[Numpy-discussion] Solving Ax = b: inverse vs cholesky factorization

[Nathaniel Smith]

On Mon, Nov 8, 2010 at 12:00 PM, Joon <groups.and.lists at gmail.com> wrote:
> Another question is, is it better to do cho_solve(cho_factor(A), b) than
> solve(A, b)?

If A is symmetric positive definite, then using the cholesky
decomposition should be somewhat faster than using a more general
solver. (Because, basically, the cholesky decomposition routine
"knows" that your matrix is symmetric, so it only has to "look at"
half of it, while a generic solver routine has to "look at" your whole
matrix regardless). And indeed, that seems to be the case in numpy:

In [18]: A = np.random.normal(size=(500, 500))
In [19]: A = np.dot(A, A.T)
In [20]: b = np.random.normal(size=(500, 1))

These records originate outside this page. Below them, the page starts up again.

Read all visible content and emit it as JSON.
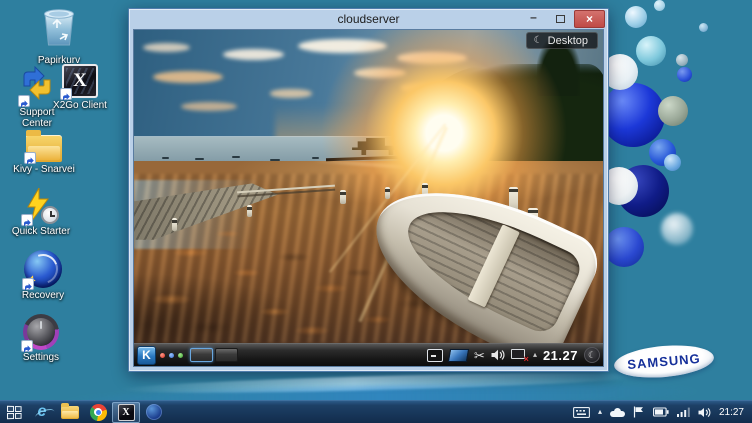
{
  "desktop": {
    "brand_logo": "SAMSUNG",
    "icons": [
      {
        "label": "Papirkurv"
      },
      {
        "label": "Support Center"
      },
      {
        "label": "X2Go Client"
      },
      {
        "label": "Kivy - Snarvei"
      },
      {
        "label": "Quick Starter"
      },
      {
        "label": "Recovery"
      },
      {
        "label": "Settings"
      }
    ]
  },
  "window": {
    "title": "cloudserver",
    "controls": {
      "minimize_glyph": "–",
      "close_glyph": "×"
    },
    "remote_desktop": {
      "toolbox": {
        "icon_glyph": "☾",
        "label": "Desktop"
      },
      "panel": {
        "kmenu_glyph": "K",
        "scissors_glyph": "✂",
        "network_error_glyph": "×",
        "expand_glyph": "▴",
        "clock": "21.27",
        "cashew_glyph": "☾"
      }
    }
  },
  "taskbar": {
    "ie_glyph": "e",
    "x2go_glyph": "X",
    "expand_glyph": "▴",
    "clock": "21:27"
  },
  "colors": {
    "close_button": "#bf4a46",
    "taskbar_blue": "#1d4066",
    "kmenu_blue": "#2a78c0",
    "samsung_text": "#16309a",
    "desktop_teal": "#2e7f9f"
  }
}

In [21]: %timeit solve(A, b)
1 loops, best of 3: 147 ms per loop

In [22]: %timeit cho_solve(cho_factor(A), b)
10 loops, best of 3: 92.6 ms per loop

Also of note -- going via the inverse is much slower:

In [23]: %timeit dot(inv(A), b)
1 loops, best of 3: 419 ms per loop

(I didn't check what happens if you have to solve the same set of
equations many times with A fixed and b varying, but I would still use
cholesky for that case. Also, note that for solve(), cho_solve(),
etc., b can be a matrix, which lets you solve for many different b
vectors simultaneously.)

-- Nathaniel